“If you got it, flaunt it baby!” That’s one of my favorite lines from the movie The Producers by Mel Brooks. The same can be said of California Trustees (although not referring to their looks of course). For Trustees, if you have a special skill you are expected to use them.
For example, if you are an expert in investing, then you have to use those skills for the advantage of the Trust. And you will be judged based on your increased skills if anything should go wrong. If you are a CPA or lawyer and you undertake Trusteeship of a California Trust, then you will be expected to use your professional skills to administer the Trust.

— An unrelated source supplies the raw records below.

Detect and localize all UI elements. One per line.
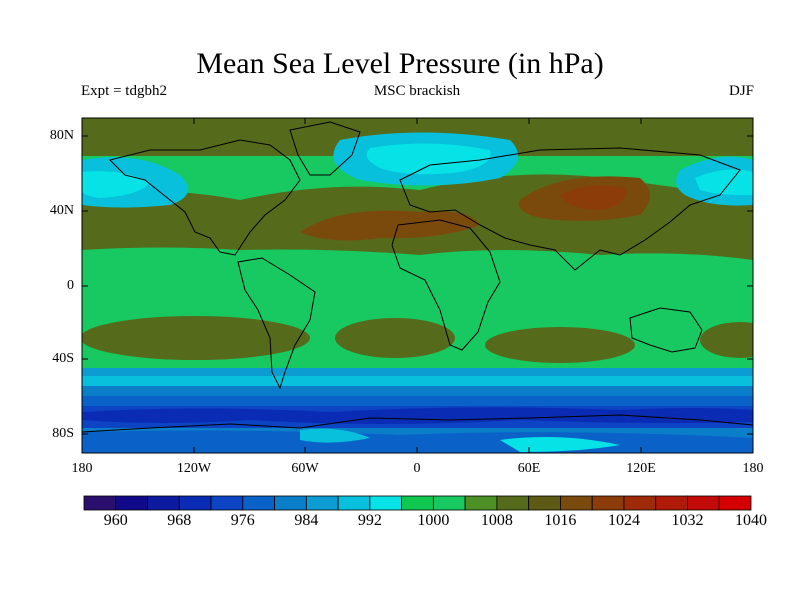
- colorbar-swatch: [369, 495, 403, 511]
- colorbar-swatch: [115, 495, 148, 511]
- map-title: Mean Sea Level Pressure (in hPa): [196, 47, 604, 80]
- colorbar-swatch: [305, 495, 339, 511]
- colorbar-swatch: [496, 495, 530, 511]
- lat-label-40n: 40N: [49, 203, 74, 218]
- colorbar-swatch: [147, 495, 180, 511]
- colorbar-swatch: [432, 495, 466, 511]
- colorbar-swatch: [718, 495, 752, 511]
- lon-label-60w: 60W: [291, 461, 319, 476]
- colorbar-tick-label: 1008: [480, 512, 513, 529]
- colorbar-tick-label: 1024: [607, 512, 640, 529]
- colorbar-swatch: [274, 495, 307, 511]
- colorbar-tick-label: 968: [167, 512, 192, 529]
- colorbar-swatch: [591, 495, 625, 511]
- colorbar-swatch: [83, 495, 117, 511]
- colorbar-swatch: [210, 495, 244, 511]
- colorbar-tick-label: 960: [103, 512, 128, 529]
- colorbar-tick-label: 1040: [735, 512, 767, 529]
- colorbar-tick-label: 992: [357, 512, 382, 529]
- lon-label-120w: 120W: [176, 461, 212, 476]
- colorbar-tick-label: 976: [230, 512, 255, 529]
- colorbar-swatch: [655, 495, 688, 511]
- colorbar-swatch: [623, 495, 657, 511]
- colorbar-swatch: [560, 495, 593, 511]
- colorbar-swatch: [401, 495, 434, 511]
- run-name-label: MSC brackish: [373, 83, 461, 99]
- lat-label-0: 0: [67, 278, 74, 293]
- lon-label-0: 0: [413, 461, 421, 476]
- colorbar-tick-label: 1016: [544, 512, 577, 529]
- colorbar: [83, 495, 752, 511]
- colorbar-swatch: [337, 495, 371, 511]
- axis-ticks: [82, 118, 753, 453]
- lon-label-180e: 180: [742, 461, 764, 476]
- lat-label-40s: 40S: [52, 351, 74, 366]
- colorbar-swatch: [242, 495, 275, 511]
- experiment-label: Expt = tdgbh2: [81, 83, 167, 99]
- season-label: DJF: [728, 83, 754, 99]
- pressure-field: [82, 118, 753, 453]
- colorbar-swatch: [178, 495, 212, 511]
- colorbar-swatch: [464, 495, 498, 511]
- colorbar-swatch: [687, 495, 720, 511]
- coastlines: [82, 121, 753, 433]
- colorbar-tick-label: 1000: [417, 512, 450, 529]
- colorbar-swatch: [528, 495, 561, 511]
- lat-label-80n: 80N: [49, 128, 74, 143]
- lon-label-120e: 120E: [626, 461, 656, 476]
- lat-label-80s: 80S: [52, 426, 74, 441]
- colorbar-tick-label: 984: [294, 512, 319, 529]
- lon-label-60e: 60E: [517, 461, 541, 476]
- lon-label-180w: 180: [71, 461, 93, 476]
- colorbar-tick-label: 1032: [671, 512, 704, 529]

For example, lawyers should have a higher degree of knowledge of the Trust laws, especially Trust lawyers. So when a Trust lawyer acts as Trustee, those skills must be used. And if anything goes wrong, the Trustee will be judged based on a higher standard of skills than an ordinary Trustee.
Having a Trustee with special skills that helps in Trust administration is a great idea. For example, a Trust that is heavily invested in commercial real estate would do well to have a Trustee who is skilled in commercial real estate. Settlors oftentimes look for this type of expertise when selecting a successor Trustee. Or at least they should look for this special skill when selecting a Trustee. After all, many Trust lawsuits involve Trustees who did NOT handle Trust investments properly because they simply did not know what they were doing.
But that extra level of skill comes with a catch—a higher expectation under Trust law. So if you are an expert, you must be aware that your expertise can be a benefit to the Trust, or a burden to you if things go wrong. You are not going to be judged as your average-Joe Trustee, but as your highly skilled Trustee.
The best protection against a lawsuit for a skilled Trustee (or any Trustee for that matter) is to have a process in place that you use to mange the Trust assets and make decisions. The exact details of the process are not as important as having a process at all. So many individual Trustees will make decisions and invest assets without any written game plan. When investments take a dive, the Trustee is immediately accused of making a mistake and with no written process in place, the Trustee has nothing to point to as being the basis for the decisions that were made.
Having skills is a mixed blessing. It is great for the beneficiaries, when those skills are put to good use managing the Trust assets. But when things go wrong, those same skills may create a higher threshold to escape legal liability than would otherwise apply.